Gypsy has some lasting effects from her former abusive life. She can still become frightened when someone just walks up behind her, or even goes from one side to the other by walking behind her, as if she has had a flashback of being whipped.  Not, surprisingly, Mea Ola had this same reaction and flashback early on. She would shake and run if I walked behind her. Since they came from the same place, they probably endured many of the same abuses. However, Mea Ola is a fighter, much the same as Tilly, whereas Gypsy has a strong flight instinct, similar to Babs. I have found that fear is easier for a horse to conquer when the fight instinct is strongest.


Much like Mea Ola in the beginning, Gypsy generally prefers men. Roy Oliver did amazing work with her when he was here in the spring of 2014. However, she does have a love affair with one of our female volunteers, a young woman named Holly.  Holly can do anything with her, much  the way I can now.  But, because Gypsy is so particular and untrusting, we are very strict about who can work with her. We don't ever want her to have another bad experience in her life, real or perceived.  To our surprise and delight, Gypsy was able to be used in therapy this past fall.
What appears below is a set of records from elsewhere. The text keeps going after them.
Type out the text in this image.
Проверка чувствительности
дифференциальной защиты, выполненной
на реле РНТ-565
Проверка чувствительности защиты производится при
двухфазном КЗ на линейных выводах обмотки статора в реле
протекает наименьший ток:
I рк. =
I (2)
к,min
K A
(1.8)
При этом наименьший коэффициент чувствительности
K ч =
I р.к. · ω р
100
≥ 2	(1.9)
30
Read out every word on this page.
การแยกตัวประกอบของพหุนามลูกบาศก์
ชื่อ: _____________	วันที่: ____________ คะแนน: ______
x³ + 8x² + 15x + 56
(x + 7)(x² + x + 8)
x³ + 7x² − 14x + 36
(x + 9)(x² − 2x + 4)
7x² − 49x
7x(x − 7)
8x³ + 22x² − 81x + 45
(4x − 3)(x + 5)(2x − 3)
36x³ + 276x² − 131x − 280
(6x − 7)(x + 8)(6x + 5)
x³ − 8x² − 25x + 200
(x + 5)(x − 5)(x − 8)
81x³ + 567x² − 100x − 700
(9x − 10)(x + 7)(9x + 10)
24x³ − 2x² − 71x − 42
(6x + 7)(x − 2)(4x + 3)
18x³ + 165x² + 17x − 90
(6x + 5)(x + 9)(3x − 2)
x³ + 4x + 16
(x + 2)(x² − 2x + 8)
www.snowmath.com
She “picked” a person in the therapy group and we allowed her to be used for therapeutic exercises with this person.  It was amazing.  If Gypsy picks you, she trusts you.


Because Gypsy is so particular about who she trusts, she has been hard to place.  Furthermore, she is believed to be twenty-three years old this year (2015).  We would only allow her to be adopted out as a companion horse, and only if SHE picked someone.  So far, every person she has chosen is not looking for a horse to own. We are okay with that. Gypsy will have a forever home here if the right person for her doesn’t come along. She spends most of her time hanging out with her best friends, Rosie and Mea Ola. These three share a special bond and had probably been together many years before coming to MOP, and we are in no hurry to break up the threesome except for an exceptionally good home..  All-in-all, Gypsy is happy and content with her life these days.